The Full Federal Court (Downes, Edmonds and Greenwood JJ) has dismissed the Commissioner's appeal from the decision of the AAT in Waffles Pty Ltd and Anor and FCT  AATA 78 (3 February 2010).
Sham payments were purportedly made by an Australian company to a Hong Kong company, and deposited in the personal account of the company's shareholder (H). The Commissioner disallowed deductions claimed by the company for the payments, and included the amount of the payments in H's assessable income as deemed dividends pursuant to Div 7A ITAA 1936.
The issue before the AAT was whether the company's increased tax liability (after disallowance of the deductions and the imposition of penalties and GIC) was a "present legal obligation" at the end of each relevant year of income for the purposes of the definition of "net assets" in s 109Y(2) of ITAA 1936. If it was, this would reduce the company's distributable surplus which, in turn, would reduce the amount of the deemed dividends assessable to H. The AAT held that the income tax on the company's income, and the GIC that accrued on a daily basis from the date that the income tax became due, was a "present legal obligation" at the end of each relevant year of income.
On appeal, the Commissioner sought to equate a "present legal obligation" with an obligation to pay an amount that is legally "due". In the case of income tax, it does not become "due" until an assessment is issued, some time after the end of the year of income. The taxpayer agreed that income tax does not become "due" until an assessment is issued, but argued that the concept of a "present legal obligation" was broader than expressions such as "due", "payable", "due and payable" and "debt".
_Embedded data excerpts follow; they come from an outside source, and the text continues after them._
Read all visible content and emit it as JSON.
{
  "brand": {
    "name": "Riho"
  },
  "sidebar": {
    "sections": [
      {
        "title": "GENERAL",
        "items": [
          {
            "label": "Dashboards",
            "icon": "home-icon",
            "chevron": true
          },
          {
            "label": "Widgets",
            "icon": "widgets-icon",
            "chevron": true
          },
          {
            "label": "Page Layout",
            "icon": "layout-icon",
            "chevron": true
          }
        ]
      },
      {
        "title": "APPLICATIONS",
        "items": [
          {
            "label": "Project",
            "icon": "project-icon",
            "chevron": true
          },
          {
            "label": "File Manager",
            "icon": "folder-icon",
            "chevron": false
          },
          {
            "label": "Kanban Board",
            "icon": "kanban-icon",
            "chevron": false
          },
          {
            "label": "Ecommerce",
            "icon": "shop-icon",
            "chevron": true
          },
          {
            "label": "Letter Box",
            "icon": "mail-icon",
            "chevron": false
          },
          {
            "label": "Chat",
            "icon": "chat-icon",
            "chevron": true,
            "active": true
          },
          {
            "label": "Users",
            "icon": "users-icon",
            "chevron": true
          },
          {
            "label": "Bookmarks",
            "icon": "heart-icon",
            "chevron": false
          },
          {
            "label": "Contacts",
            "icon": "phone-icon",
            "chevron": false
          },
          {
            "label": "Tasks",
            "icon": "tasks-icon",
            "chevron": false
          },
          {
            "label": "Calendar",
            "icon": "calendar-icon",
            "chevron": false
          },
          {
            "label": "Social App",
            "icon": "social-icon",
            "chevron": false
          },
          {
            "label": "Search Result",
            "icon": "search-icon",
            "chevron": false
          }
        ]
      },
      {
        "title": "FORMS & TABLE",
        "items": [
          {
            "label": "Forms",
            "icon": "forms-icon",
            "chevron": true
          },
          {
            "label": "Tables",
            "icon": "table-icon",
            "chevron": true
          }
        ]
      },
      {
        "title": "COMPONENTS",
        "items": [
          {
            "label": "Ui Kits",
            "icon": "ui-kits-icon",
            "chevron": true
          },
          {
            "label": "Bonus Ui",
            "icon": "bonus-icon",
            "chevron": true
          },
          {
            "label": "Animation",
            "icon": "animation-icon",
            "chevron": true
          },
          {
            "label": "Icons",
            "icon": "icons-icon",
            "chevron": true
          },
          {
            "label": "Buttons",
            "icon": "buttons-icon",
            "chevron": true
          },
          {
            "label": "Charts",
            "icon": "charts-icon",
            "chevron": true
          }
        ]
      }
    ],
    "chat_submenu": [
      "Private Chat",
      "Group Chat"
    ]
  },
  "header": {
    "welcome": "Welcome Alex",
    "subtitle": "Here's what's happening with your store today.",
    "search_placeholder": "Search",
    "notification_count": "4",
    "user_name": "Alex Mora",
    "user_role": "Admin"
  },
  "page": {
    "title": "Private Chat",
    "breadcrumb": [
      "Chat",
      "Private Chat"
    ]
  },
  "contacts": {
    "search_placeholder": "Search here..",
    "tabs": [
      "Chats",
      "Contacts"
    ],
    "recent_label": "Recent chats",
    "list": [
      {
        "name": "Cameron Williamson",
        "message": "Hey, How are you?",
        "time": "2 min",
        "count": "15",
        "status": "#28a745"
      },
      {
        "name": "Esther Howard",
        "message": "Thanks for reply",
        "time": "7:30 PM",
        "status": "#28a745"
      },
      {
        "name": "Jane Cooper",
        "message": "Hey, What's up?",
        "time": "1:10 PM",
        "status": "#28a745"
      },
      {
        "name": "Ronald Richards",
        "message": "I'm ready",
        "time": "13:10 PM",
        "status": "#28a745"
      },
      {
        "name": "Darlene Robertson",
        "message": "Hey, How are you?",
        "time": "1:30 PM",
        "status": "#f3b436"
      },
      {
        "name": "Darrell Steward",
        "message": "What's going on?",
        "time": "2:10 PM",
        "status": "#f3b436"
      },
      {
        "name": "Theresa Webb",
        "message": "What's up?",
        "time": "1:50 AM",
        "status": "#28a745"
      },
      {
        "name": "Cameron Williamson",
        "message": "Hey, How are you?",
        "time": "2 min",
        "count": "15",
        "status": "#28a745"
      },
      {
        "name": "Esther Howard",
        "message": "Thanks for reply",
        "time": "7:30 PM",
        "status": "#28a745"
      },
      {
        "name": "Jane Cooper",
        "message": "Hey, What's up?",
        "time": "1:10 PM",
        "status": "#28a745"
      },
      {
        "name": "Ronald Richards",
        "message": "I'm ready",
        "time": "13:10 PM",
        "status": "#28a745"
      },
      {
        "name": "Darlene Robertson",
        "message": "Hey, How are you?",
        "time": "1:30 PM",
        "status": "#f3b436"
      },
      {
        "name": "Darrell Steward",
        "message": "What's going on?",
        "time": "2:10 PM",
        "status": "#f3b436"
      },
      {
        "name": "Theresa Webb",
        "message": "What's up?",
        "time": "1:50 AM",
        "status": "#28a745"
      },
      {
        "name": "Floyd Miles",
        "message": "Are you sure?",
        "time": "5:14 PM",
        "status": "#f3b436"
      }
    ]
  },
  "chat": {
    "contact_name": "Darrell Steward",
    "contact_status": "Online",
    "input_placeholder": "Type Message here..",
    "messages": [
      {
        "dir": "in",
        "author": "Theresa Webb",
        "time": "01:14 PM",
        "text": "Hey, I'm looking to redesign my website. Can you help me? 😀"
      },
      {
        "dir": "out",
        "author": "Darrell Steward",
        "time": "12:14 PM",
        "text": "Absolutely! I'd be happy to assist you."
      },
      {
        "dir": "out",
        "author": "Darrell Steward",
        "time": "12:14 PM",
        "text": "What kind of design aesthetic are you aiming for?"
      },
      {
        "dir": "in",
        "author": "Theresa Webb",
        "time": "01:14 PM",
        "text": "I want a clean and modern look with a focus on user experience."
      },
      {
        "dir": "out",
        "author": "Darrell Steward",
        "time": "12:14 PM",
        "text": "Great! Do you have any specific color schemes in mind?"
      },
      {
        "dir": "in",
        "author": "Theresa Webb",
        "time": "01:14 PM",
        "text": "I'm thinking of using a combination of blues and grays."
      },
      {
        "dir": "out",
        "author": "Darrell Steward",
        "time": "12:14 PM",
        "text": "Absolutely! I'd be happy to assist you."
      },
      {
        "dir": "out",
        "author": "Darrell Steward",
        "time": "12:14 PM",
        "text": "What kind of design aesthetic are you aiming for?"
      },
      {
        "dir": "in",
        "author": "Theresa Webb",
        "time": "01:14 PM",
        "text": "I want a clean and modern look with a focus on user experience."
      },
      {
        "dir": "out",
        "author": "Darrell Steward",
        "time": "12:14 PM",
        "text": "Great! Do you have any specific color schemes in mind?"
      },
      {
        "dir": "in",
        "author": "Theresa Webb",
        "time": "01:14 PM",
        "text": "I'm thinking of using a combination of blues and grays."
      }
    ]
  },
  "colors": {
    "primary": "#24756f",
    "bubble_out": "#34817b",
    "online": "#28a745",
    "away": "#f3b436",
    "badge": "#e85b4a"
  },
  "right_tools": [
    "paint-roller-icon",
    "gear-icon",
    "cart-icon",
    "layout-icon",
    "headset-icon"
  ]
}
The Full Federal Court upheld the taxpayer's arguments, holding that the income tax liability was a "present legal obligation" for Div 7A purposes at the end of the relevant income year. The Court looked at the legislative policy behind Div 7A and said, at paras 35-37, as follows:
"35 This extract from the explanatory memorandum manifests both the legislative policy of Div 7A as a whole, and s 109Y in particular. Section 109Y is to provide a ‘cap’ or limit on such loans, advances or other credits being treated as assessable dividends, namely, up to but not exceeding the realised and unrealised profits in the company.
36 The term ‘distributable surplus’ is to be understood in that context, namely, the realised and unrealised profits in the company available for distribution. The profits of a company available for distribution are its ‘after-tax’ profits. As Fullagar J observed in Commonwealth v O’Reilly (1984) VR 931 at 938:
‘In my opinion the profits out of which dividends may be paid are the profits remaining after deduction from gross profits of, inter alia, federal income tax, or at least a bona fide estimate thereof. A bona fide assessment of profits involves a bona fide estimate of income tax.’
37 It is within this legislative context, informed by the legislative policy and purpose referred to in the explanatory memorandum, that the ingredients of what goes to make up ‘distributable surplus’, including the term ‘present legal obligations’, fall to be considered. A construction of those ingredients which gives the term ‘distributable surplus’ a measure which approximates the profits (realised and unrealised) available for distribution is to be preferred to a construction which results in a divergence between the measure of the distributable surplus so construed and the measure of the profits (realised and unrealised) available for distribution."
The Court found that the GIC was also a "present legal obligation" from each day that it accrued due. The Commissioner's appeal was dismissed: FCT v H  FCAFC 128 (Full Federal Court; Downes, Edmonds and Greenwood JJ; 20 October 2010).